Untuk itu, MA bersikap tegas dengan mengeluarkan Peraturan MA (Perma) untuk mencegah terjadinya tindak pidana pencucian uang (TPPU).
Kepala Biro Hukum dan Humas Ridwan Mansyur mengatakan, institusinya telah menyusun Perma 1/2013 tentang tata cara penyelesaian permohonan perampasan harta kekayaan dan tindak pidana pencucian uang (TTPU).
“Kasus money laundering atau tindak pidana lainnya, sebagai bentuk rangkaian dari Undang-Undang PPTPPU diatur mekanisme perampasannya di dalam Perma,” kata Ridwan di gedung MA, Kamis (7/2).

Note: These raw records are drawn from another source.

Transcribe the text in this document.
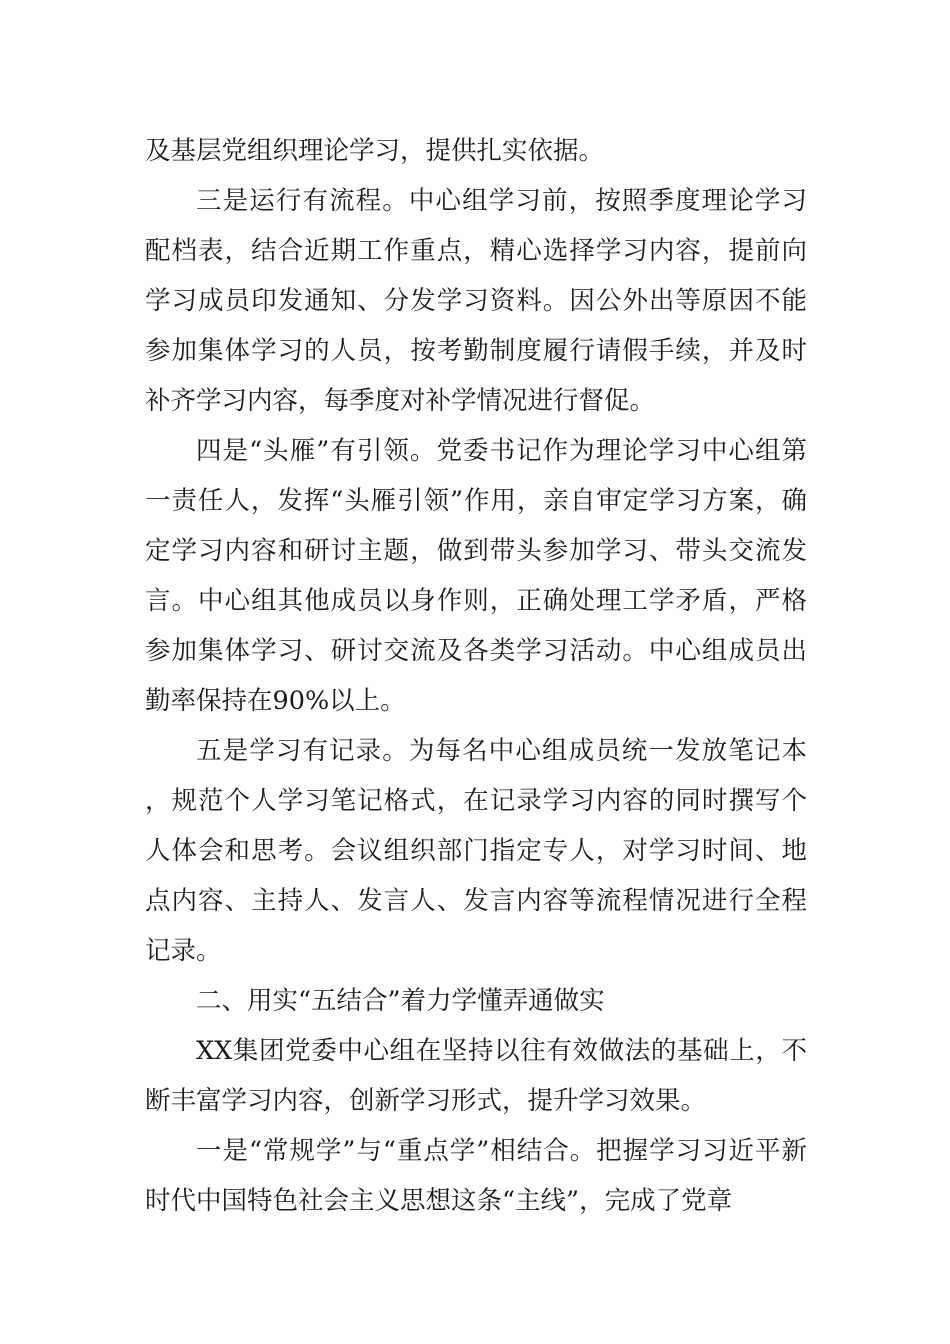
及基层党组织理论学习，提供扎实依据。

三是运行有流程。中心组学习前，按照季度理论学习配档表，结合近期工作重点，精心选择学习内容，提前向学习成员印发通知、分发学习资料。因公外出等原因不能参加集体学习的人员，按考勤制度履行请假手续，并及时补齐学习内容，每季度对补学情况进行督促。

四是“头雁”有引领。党委书记作为理论学习中心组第一责任人，发挥“头雁引领”作用，亲自审定学习方案，确定学习内容和研讨主题，做到带头参加学习、带头交流发言。中心组其他成员以身作则，正确处理工学矛盾，严格参加集体学习、研讨交流及各类学习活动。中心组成员出勤率保持在90%以上。

五是学习有记录。为每名中心组成员统一发放笔记本，规范个人学习笔记格式，在记录学习内容的同时撰写个人体会和思考。会议组织部门指定专人，对学习时间、地点内容、主持人、发言人、发言内容等流程情况进行全程记录。

二、用实“五结合”着力学懂弄通做实

XX集团党委中心组在坚持以往有效做法的基础上，不断丰富学习内容，创新学习形式，提升学习效果。

一是“常规学”与“重点学”相结合。把握学习习近平新时代中国特色社会主义思想这条“主线”，完成了党章
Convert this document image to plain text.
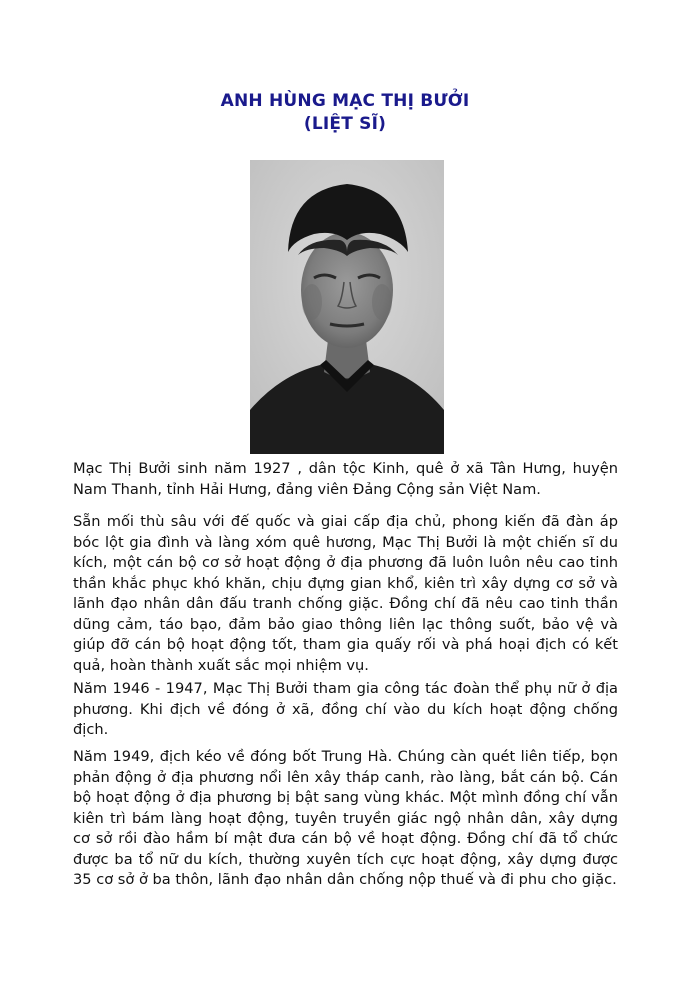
ANH HÙNG MẠC THỊ BƯỞI
(LIỆT SĨ)

Mạc Thị Bưởi sinh năm 1927 , dân tộc Kinh, quê ở xã Tân Hưng, huyện Nam Thanh, tỉnh Hải Hưng, đảng viên Đảng Cộng sản Việt Nam.

Sẵn mối thù sâu với đế quốc và giai cấp địa chủ, phong kiến đã đàn áp bóc lột gia đình và làng xóm quê hương, Mạc Thị Bưởi là một chiến sĩ du kích, một cán bộ cơ sở hoạt động ở địa phương đã luôn luôn nêu cao tinh thần khắc phục khó khăn, chịu đựng gian khổ, kiên trì xây dựng cơ sở và lãnh đạo nhân dân đấu tranh chống giặc. Đồng chí đã nêu cao tinh thần dũng cảm, táo bạo, đảm bảo giao thông liên lạc thông suốt, bảo vệ và giúp đỡ cán bộ hoạt động tốt, tham gia quấy rối và phá hoại địch có kết quả, hoàn thành xuất sắc mọi nhiệm vụ.

Năm 1946 - 1947, Mạc Thị Bưởi tham gia công tác đoàn thể phụ nữ ở địa phương. Khi địch về đóng ở xã, đồng chí vào du kích hoạt động chống địch.

Năm 1949, địch kéo về đóng bốt Trung Hà. Chúng càn quét liên tiếp, bọn phản động ở địa phương nổi lên xây tháp canh, rào làng, bắt cán bộ. Cán bộ hoạt động ở địa phương bị bật sang vùng khác. Một mình đồng chí vẫn kiên trì bám làng hoạt động, tuyên truyền giác ngộ nhân dân, xây dựng cơ sở rồi đào hầm bí mật đưa cán bộ về hoạt động. Đồng chí đã tổ chức được ba tổ nữ du kích, thường xuyên tích cực hoạt động, xây dựng được 35 cơ sở ở ba thôn, lãnh đạo nhân dân chống nộp thuế và đi phu cho giặc.
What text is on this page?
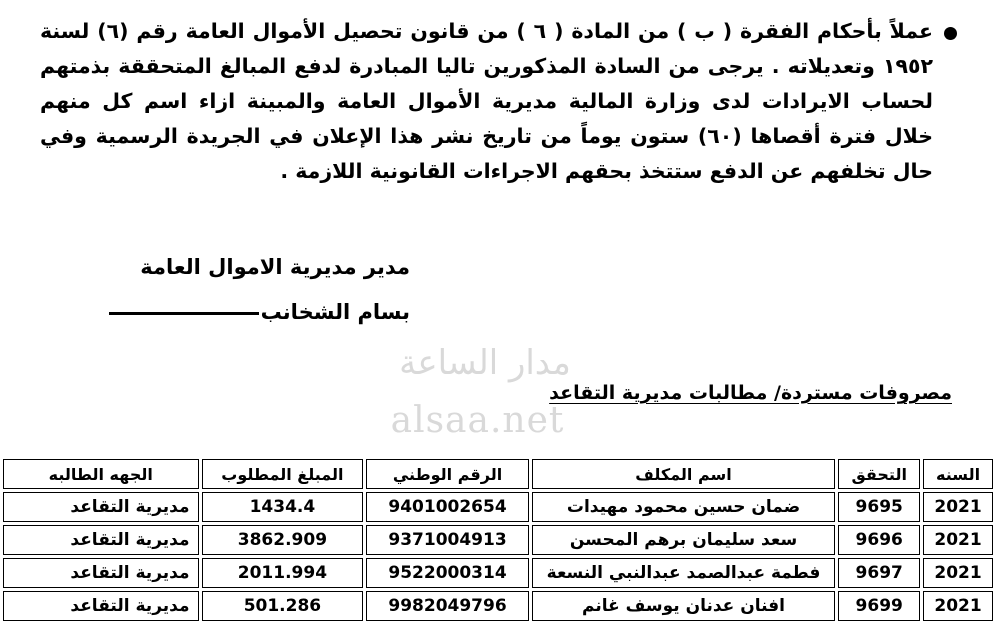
عملاً بأحكام الفقرة ( ب ) من المادة ( ٦ ) من قانون تحصيل الأموال العامة رقم (٦) لسنة ١٩٥٢ وتعديلاته . يرجى من السادة المذكورين تاليا المبادرة لدفع المبالغ المتحققة بذمتهم لحساب الايرادات لدى وزارة المالية مديرية الأموال العامة والمبينة ازاء اسم كل منهم خلال فترة أقصاها (٦٠) ستون يوماً من تاريخ نشر هذا الإعلان في الجريدة الرسمية وفي حال تخلفهم عن الدفع ستتخذ بحقهم الاجراءات القانونية اللازمة .

مدير مديرية الاموال العامة
بسام الشخانب
مدار الساعة
alsaa.net
مصروفات مستردة/ مطالبات مديرية التقاعد
السنه	التحقق	اسم المكلف	الرقم الوطني	المبلغ المطلوب	الجهه الطالبه
2021	9695	ضمان حسين محمود مهيدات	9401002654	1434.4	مديرية التقاعد
2021	9696	سعد سليمان برهم المحسن	9371004913	3862.909	مديرية التقاعد
2021	9697	فطمة عبدالصمد عبدالنبي النسعة	9522000314	2011.994	مديرية التقاعد
2021	9699	افنان عدنان يوسف غانم	9982049796	501.286	مديرية التقاعد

Dengan berlakunya Perma itu, kata dia, PPATK akan mengumumkan rekening tidak bertuan itu untuk dicari pemiliknya.
Namun ketika dalam batas waktu yang ditentukan tidak ada yang mengakui, Radwan menambahkan, maka aset yang ada dalam rekening tersebut dinyatakan sebagai harta rampasan negara lewat sidang di pengadilan negeri.
“Bila nanti ada yang merasa keberatan atas adanya rekening tersebut, maka akan dilakukan sidang dengan majelis tunggal (sidang cepat) untuk pembuktian apakah dia pemiliknya,” katanya.
Meski begitu, hakim juga akan menelusuri apakah pengakuan pemilik rekening itu memiliki niat baik atau tidak sebagai pertimbangan keputusan.
Ridwan melanjutkan, Perma itu sebenarnya sudah bisa berlaku dan memiliki kekuatan mengikat di seluruh jajaran MA dan pengadilan di bawahnya.
Hanya saja, pihaknya tetap menyerahkan Perma itu ke Kementerian Hukum dan HAM agar tercatat sebagai berita negara. “Kami juga tembuskan ke PPATK,” tandasnya.